All of this, too, could be in our movie about Dick Hyman.
Of course, some would argue that the definitive Dick Hyman movie has, in a sense, already been made.
Woody Allen’s 1983 film Zelig is a faux documentary about the life of one Leonard Zelig, a curiosity of the 1920s and ’30s. Zelig, known as “The Human Chameleon,” possesses a mysterious ability to take on the outward characteristics and mannerisms of those around him, and has a knack for showing up at key historical moments, a background figure blending in anonymously with the famous and powerful. It’s a movie about assimilation and adaptability, alienation and survival, and the power of the mind to transcend physical limitations. The authentic-sounding period music, written and arranged by Hyman (who also penned the witty lyrics to the songs), suggests the composer’s intense identification with the spirit of the times. Of all Woody Allen’s films, Zelig remains Dick’s favorite.

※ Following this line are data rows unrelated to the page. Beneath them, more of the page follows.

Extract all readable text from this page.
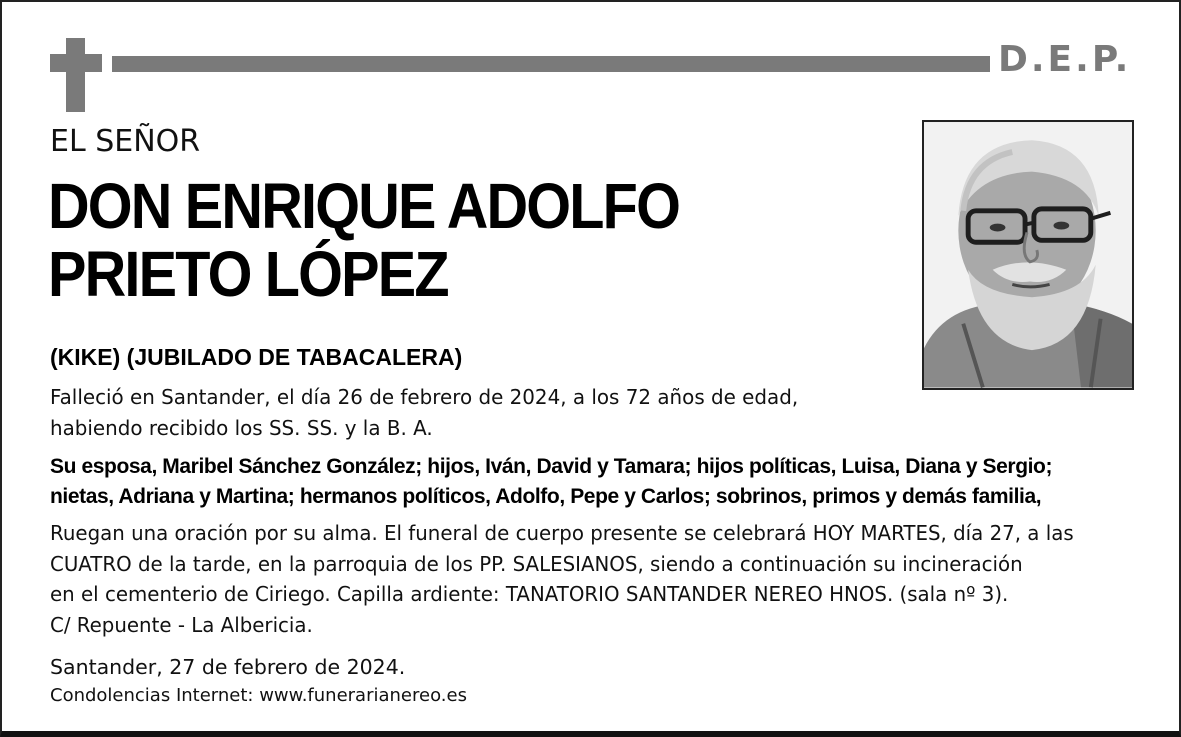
D.E.P.
EL SEÑOR
DON ENRIQUE ADOLFO
PRIETO LÓPEZ
(KIKE) (JUBILADO DE TABACALERA)
Falleció en Santander, el día 26 de febrero de 2024, a los 72 años de edad,
habiendo recibido los SS. SS. y la B. A.
Su esposa, Maribel Sánchez González; hijos, Iván, David y Tamara; hijos políticas, Luisa, Diana y Sergio;
nietas, Adriana y Martina; hermanos políticos, Adolfo, Pepe y Carlos; sobrinos, primos y demás familia,
Ruegan una oración por su alma. El funeral de cuerpo presente se celebrará HOY MARTES, día 27, a las
CUATRO de la tarde, en la parroquia de los PP. SALESIANOS, siendo a continuación su incineración
en el cementerio de Ciriego. Capilla ardiente: TANATORIO SANTANDER NEREO HNOS. (sala nº 3).
C/ Repuente - La Albericia.
Santander, 27 de febrero de 2024.
Condolencias Internet: www.funerarianereo.es
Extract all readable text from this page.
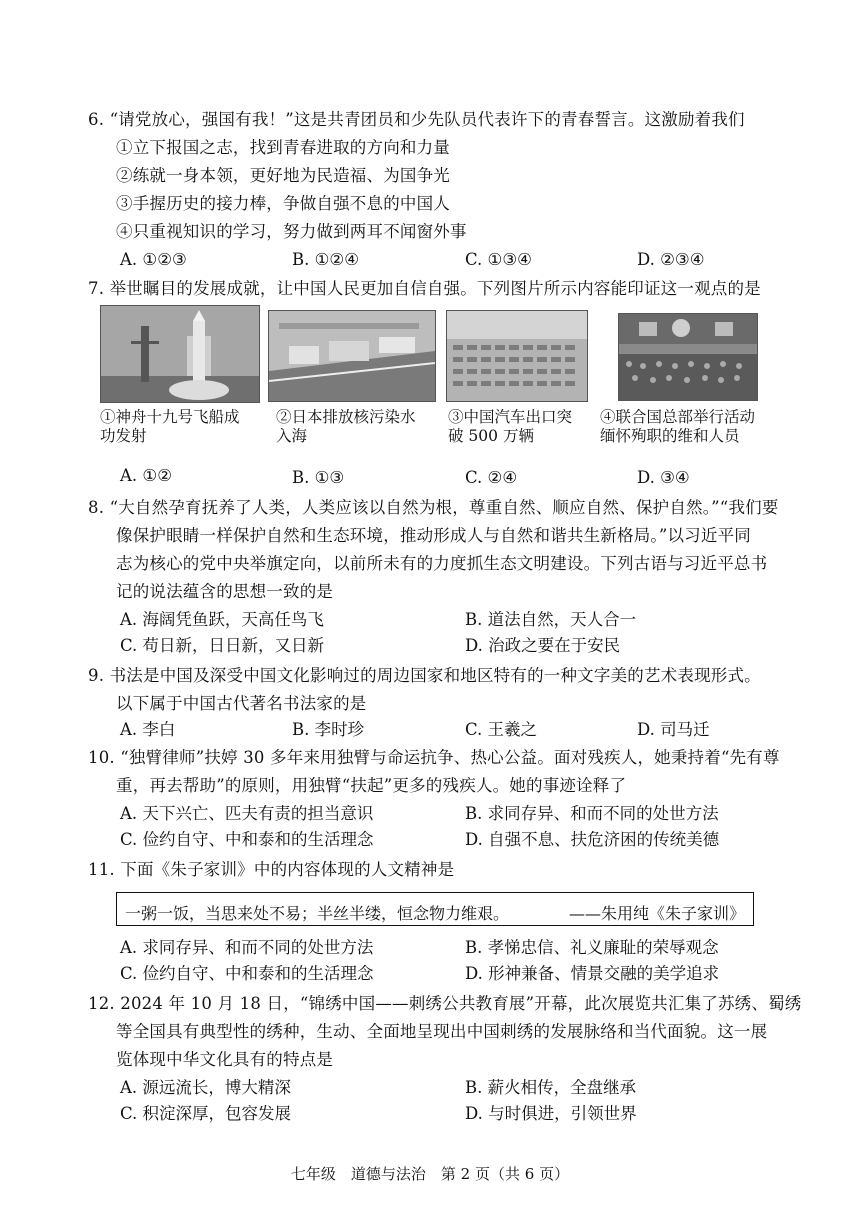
6. “请党放心，强国有我！”这是共青团员和少先队员代表许下的青春誓言。这激励着我们
①立下报国之志，找到青春进取的方向和力量
②练就一身本领，更好地为民造福、为国争光
③手握历史的接力棒，争做自强不息的中国人
④只重视知识的学习，努力做到两耳不闻窗外事
A. ①②③	B. ①②④	C. ①③④	D. ②③④
7. 举世瞩目的发展成就，让中国人民更加自信自强。下列图片所示内容能印证这一观点的是
①神舟十九号飞船成
功发射
②日本排放核污染水
入海
③中国汽车出口突
破 500 万辆
④联合国总部举行活动
缅怀殉职的维和人员
A. ①②	B. ①③	C. ②④	D. ③④
8. “大自然孕育抚养了人类，人类应该以自然为根，尊重自然、顺应自然、保护自然。”“我们要
像保护眼睛一样保护自然和生态环境，推动形成人与自然和谐共生新格局。”以习近平同
志为核心的党中央举旗定向，以前所未有的力度抓生态文明建设。下列古语与习近平总书
记的说法蕴含的思想一致的是
A. 海阔凭鱼跃，天高任鸟飞	B. 道法自然，天人合一
C. 苟日新，日日新，又日新	D. 治政之要在于安民
9. 书法是中国及深受中国文化影响过的周边国家和地区特有的一种文字美的艺术表现形式。
以下属于中国古代著名书法家的是
A. 李白	B. 李时珍	C. 王羲之	D. 司马迁
10. “独臂律师”扶婷 30 多年来用独臂与命运抗争、热心公益。面对残疾人，她秉持着“先有尊
重，再去帮助”的原则，用独臂“扶起”更多的残疾人。她的事迹诠释了
A. 天下兴亡、匹夫有责的担当意识	B. 求同存异、和而不同的处世方法
C. 俭约自守、中和泰和的生活理念	D. 自强不息、扶危济困的传统美德
11. 下面《朱子家训》中的内容体现的人文精神是
一粥一饭，当思来处不易；半丝半缕，恒念物力维艰。	——朱用纯《朱子家训》
A. 求同存异、和而不同的处世方法	B. 孝悌忠信、礼义廉耻的荣辱观念
C. 俭约自守、中和泰和的生活理念	D. 形神兼备、情景交融的美学追求
12. 2024 年 10 月 18 日，“锦绣中国——刺绣公共教育展”开幕，此次展览共汇集了苏绣、蜀绣
等全国具有典型性的绣种，生动、全面地呈现出中国刺绣的发展脉络和当代面貌。这一展
览体现中华文化具有的特点是
A. 源远流长，博大精深	B. 薪火相传，全盘继承
C. 积淀深厚，包容发展	D. 与时俱进，引领世界
七年级　道德与法治　第 2 页（共 6 页）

And so the strange case of Dick Hyman ends where it begins. How can one musician be so good, so convincing, in so many styles? Is there, as Woody Allen would have it, a psychological explanation for such a restless, many-sided talent? Is Hyman himself a Zelig-like figure, a musical chameleon who must constantly reinvent himself in order to fit in? Or should we look to an actual documentary, Martin Scorsese’s No Direction Home (2005), in which the subject, Bob Dylan, the multifaceted, spiritually attuned consumer of Americana, describes himself — as one might describe Hyman — as a “musical expeditionary”?
Maybe Dick should offer his own explanation.
“I just began to add styles and become as rounded as I could,” he says simply. “So that thereafter, when I was lucky enough to become a studio player, I was known for versatility.” He adds, without irony: “I guess I still am.”